What he didn’t include in his recipe was the use of taxation manipulation (either up or down). I think this was because he saw the other two options I’ve mentioned as more effective as stimulus because they created more jobs that automatically delivered an income stream to those most likely to spend the bulk of that stream.
Cryptically he talked about comparing the “quantity” of money with the “volume” of money which I think was really about the multiplier effect of incomes being spent into the economy through a stimulus recipe.
Here’s the relevant part of the open letter text in regard to his recipe which is concentrating how to deal with the extreme of a depression in the United States but is also relevant for more normal economy optimising:-
“Individuals must be induced to spend more out of their existing incomes; or the business world must be induced, either by increased confidence in the prospects or by a lower rate of interest, to create additional current incomes in the hands of their employees…; or public authority must be called in aid to create additional current incomes through the expenditure of borrowed or printed money. In bad times the first factor cannot be expected to work on a sufficient scale. The second factor will come in as the second wave of attack on the slump after the tide has been turned by the expenditures of public authority. It is, therefore, only from the third factor that we can expect the initial major impulse.”

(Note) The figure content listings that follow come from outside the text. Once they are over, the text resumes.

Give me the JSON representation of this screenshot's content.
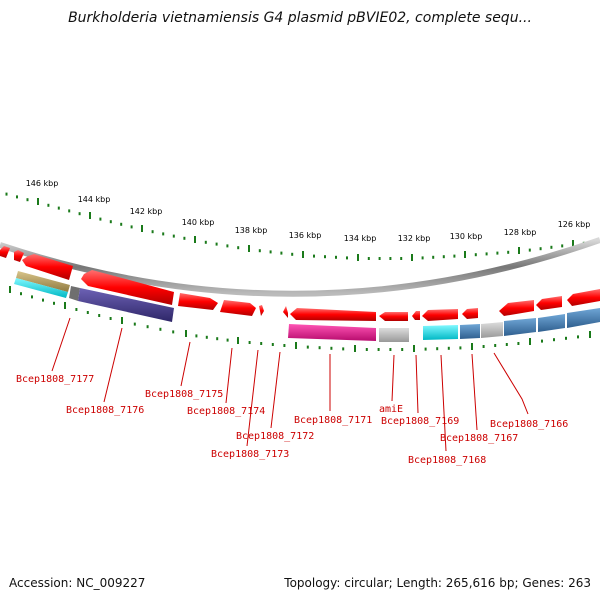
{
  "title": "Burkholderia vietnamiensis G4 plasmid pBVIE02, complete sequ...",
  "footer": {
    "accession": "Accession: NC_009227",
    "topology": "Topology: circular; Length: 265,616 bp; Genes: 263"
  },
  "scale": {
    "unit": "kbp",
    "labeled_ticks": [
      "146 kbp",
      "144 kbp",
      "142 kbp",
      "140 kbp",
      "138 kbp",
      "136 kbp",
      "134 kbp",
      "132 kbp",
      "130 kbp",
      "128 kbp",
      "126 kbp"
    ]
  },
  "genes": [
    "Bcep1808_7177",
    "Bcep1808_7176",
    "Bcep1808_7175",
    "Bcep1808_7174",
    "Bcep1808_7172",
    "Bcep1808_7173",
    "Bcep1808_7171",
    "amiE",
    "Bcep1808_7169",
    "Bcep1808_7168",
    "Bcep1808_7167",
    "Bcep1808_7166"
  ],
  "colors": {
    "gene_forward": "#ff0000",
    "backbone": "#888888",
    "tick": "#1a7a1a",
    "label": "#cc0000",
    "feature_olive": "#b8a060",
    "feature_cyan": "#00e5ee",
    "feature_purple": "#4a3f8f",
    "feature_magenta": "#e0148a",
    "feature_gray": "#b4b4b4",
    "feature_steelblue": "#4682b4"
  }
}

https://economistsview.typepad.com/economistsview/2008/11/keynes-open-let.html
He got to tax in ‘How to pay for the war’ which seemed to change his thinking o9in the rile of tax in demand management
Thanks for your comments right now – which are stimulating
I know there is one to post – I am still musing on it…..and read tha papers last night
Aren’t we mixing up the issue of directed economic investment ie the Green new deal with its financing .
We agree on the former and the latter can come in a variety of guises: incentives for private wealth holders; incentives for banks to lend; incentives to consumers to use green products; direct government investment etc.
the accusation could be that green investment funds may crowd out others competing for the same funds – but thats the point isn’t it: In the end priority has to be given to green investment- except that if there is no inflation there is scope for new credit creation to finance the investment.
Where does this idea of crowding out come from?
Where is the shortfall in funds for investment?
What is this logic that funding comes from a finite and limited supply?